Que dire ? Si ce n'est que je n'avais pas pris une telle claque littéraire depuis longtemps. Bien sûr, c'est un classique, mais je ne m'en étais jamais approché de trop près. Il traine dans ma bibliothèque depuis longtemps, j'en ai même deux exemplaires. de ces bouquins qu'on se promet de lire un jour.
Et c'est bien ça qui est arrivé, je l'ai lu un jour. Et en un jour. D'une traite, avec juste une pause après le chapitre trois pour me faire à manger. Quel pied de se laisser embarquer comme ça. Y a pas, les livres sont merveilleux.
Celui-ci particulièrement qui m'enchante par tant d'aspects : sa construction faussement simple, ses touches poétiques (le réalisateur qui embrasse sa comédienne, "le sein vert et frais", "la pelouse bleu"), sa façon de brosser un portrait si totalement changeant du héros qu'il nous échappe jusqu'au bout, conservant, même une fois que l'on sait à peu près tout, son mystère, ses scènes éthyliques si parfaitement rendues...
Et son incroyable modernité ! Tout pourrait se passer de nos jours, si ce n'est que la jeunesse dorée new-yorkaise s'enfilerait plus de coke que de whisky. Sinon, le même mépris de classe (et ici de race), les mêmes existences fades et vides dans l'outrance de la fête, les mêmes esprits hypocrites sous des dehors qui se veulent légers et détachées de tout, la même morgue... On pourrait le situer à Berlin ou DubaÏ, ou dans les années 80, rien ne change.

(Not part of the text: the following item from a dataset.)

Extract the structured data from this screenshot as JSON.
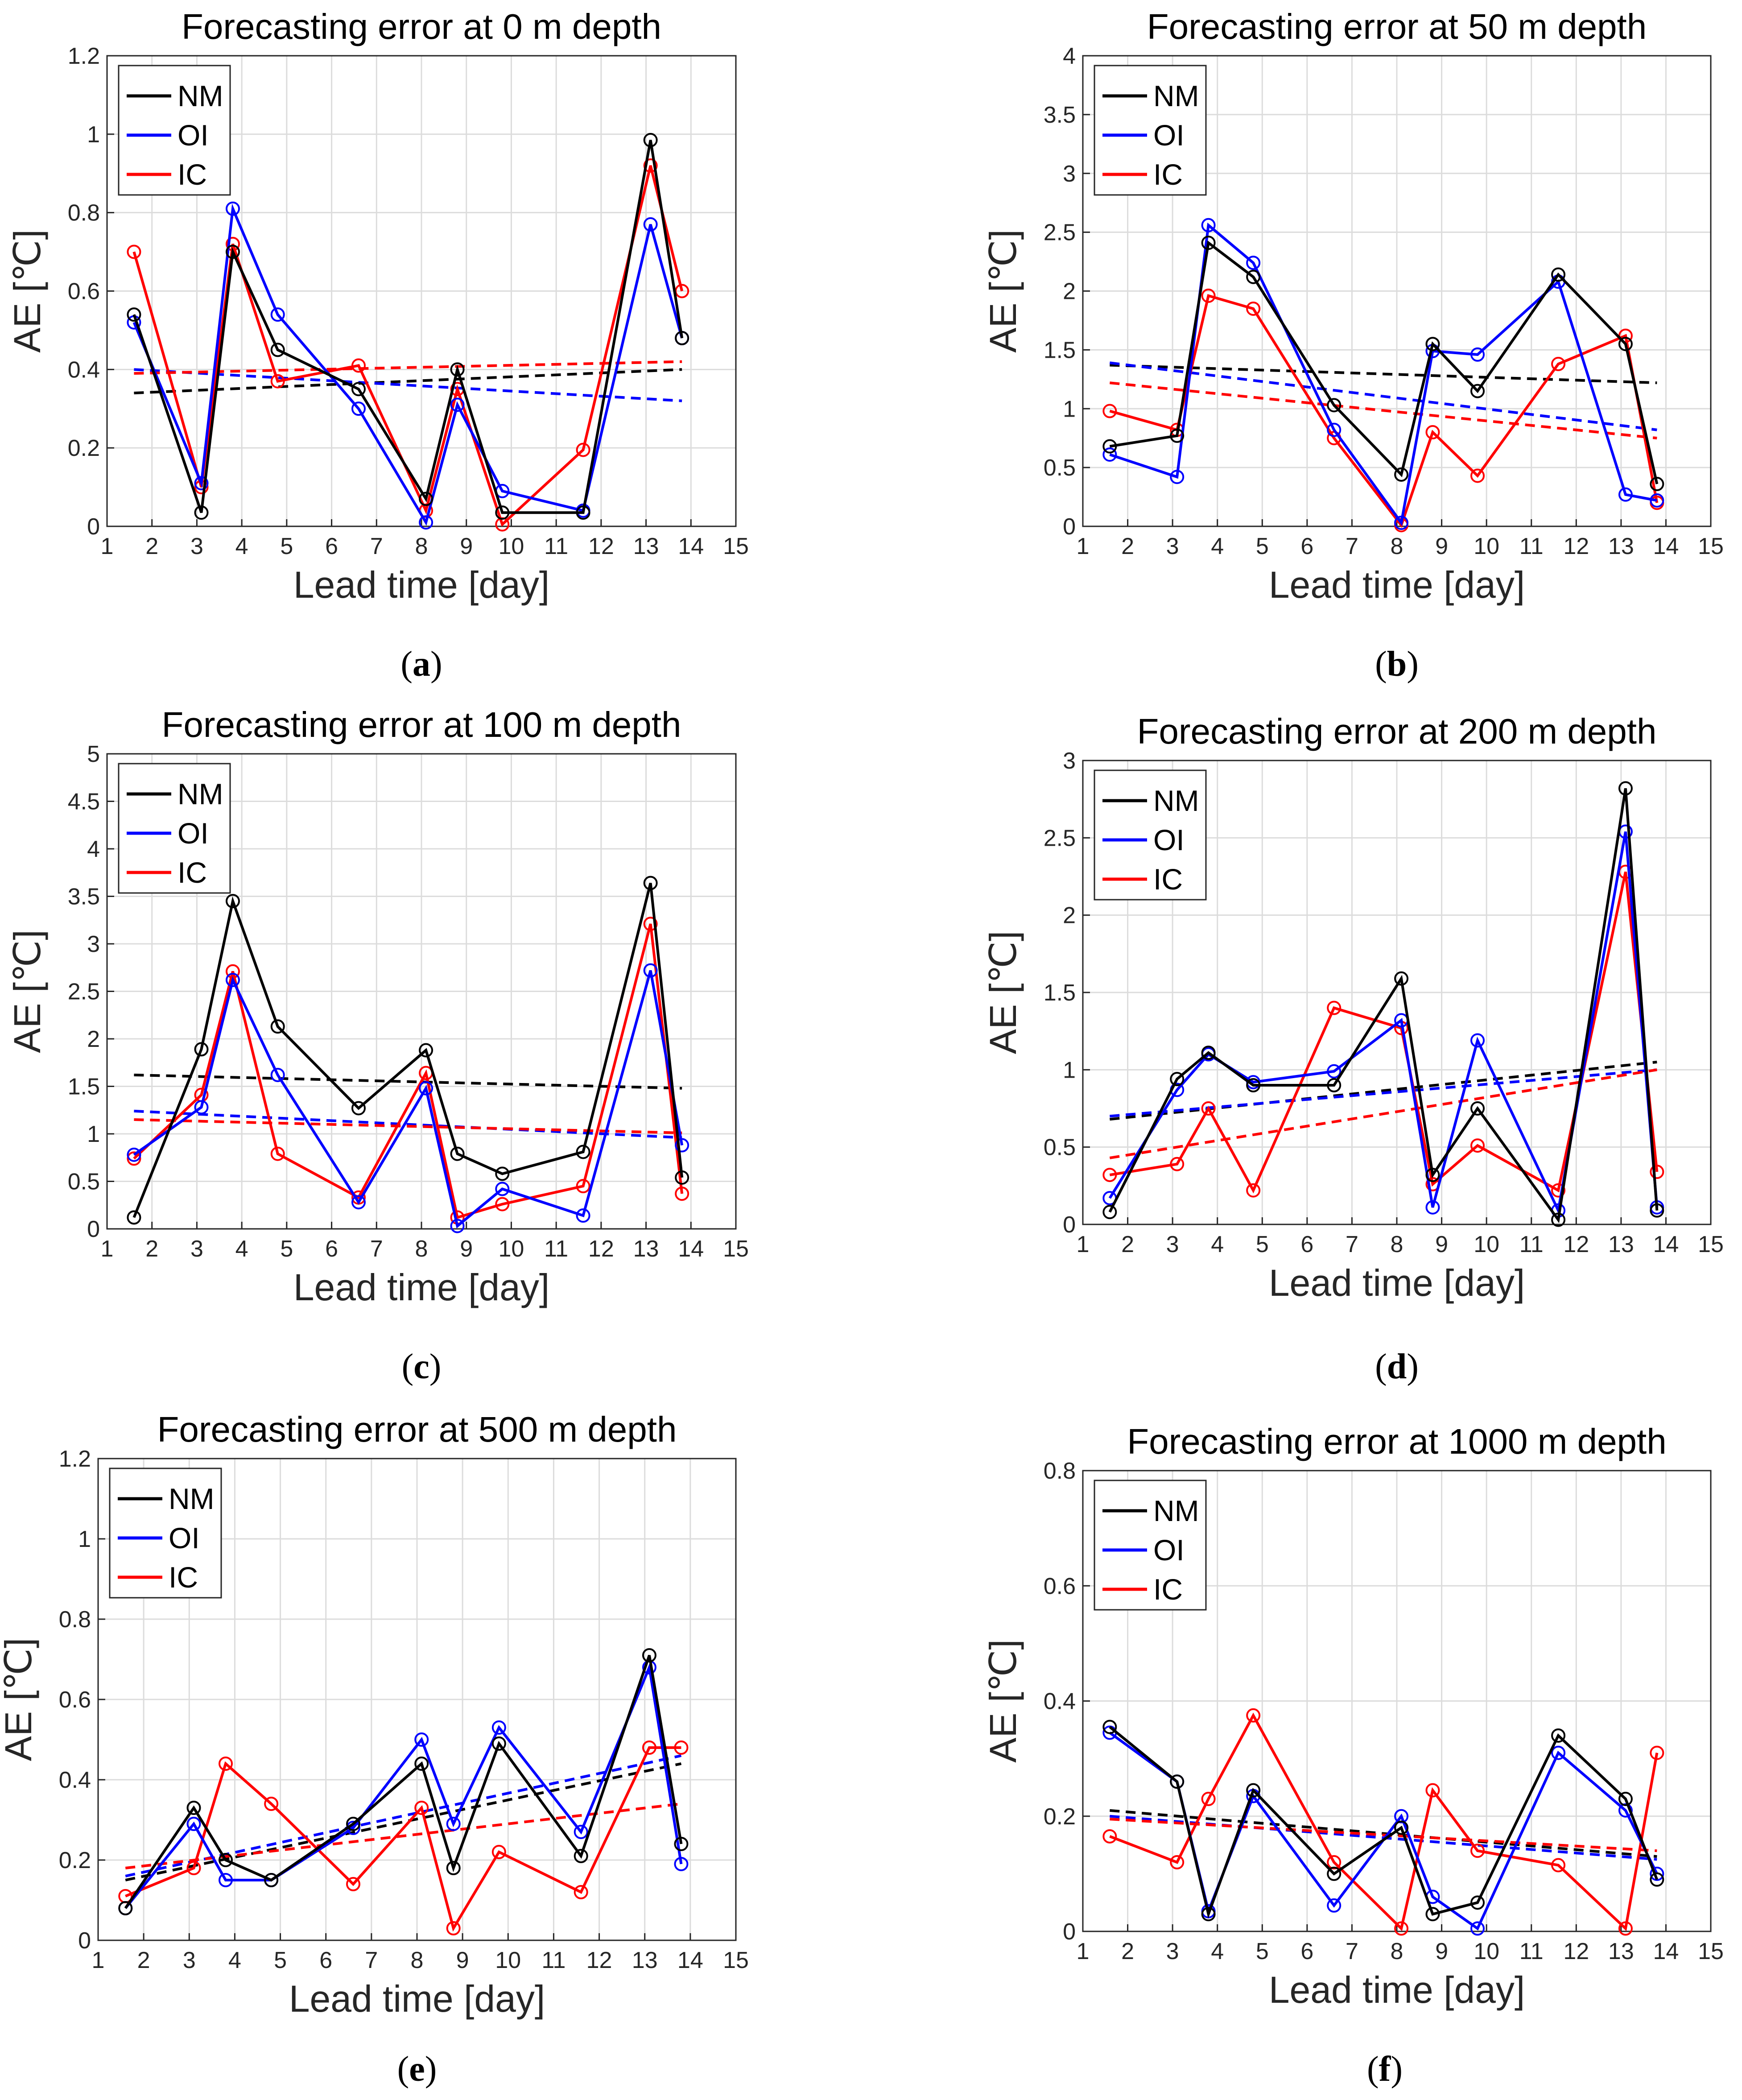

Et puis, ça parle de l'Amérique, et bien sûr, ça me touche moins. Vieille tradition outre-Atlantique que de réfléchir à ce monstre que sont les États-Unis, la façon dont ils ont prospéré en concassant l'espoir et la violence dans le mortier du libéralisme et du puritanisme. de
Mark Twain à Scorsese, d'Orson Welles à
Michael Herr, ils méditent tous là dessus. Ce sont des questions intéressantes, mais qui me laissent un peu en dehors.
Peu importe, l'aspect universel m'emporte tellement que je peux très bien m'accommoder des considérations américano-centrées. Ce qui m'agrippe l'estomac pour le plonger dans les profondeurs, plus que tout le reste, c'est le propos terriblement nihiliste qu'impose la conclusion à cette fausse belle histoire d'amour. Rien n'est romantique ici, tout est médiocre sous le clinquant des dorures et les rythmes de jazz. Pessimisme et noirceur. J'en pleurerai s'il n'y avait cet humour qui par petite touche, jamais appuyé, nous aide à tenir le coup.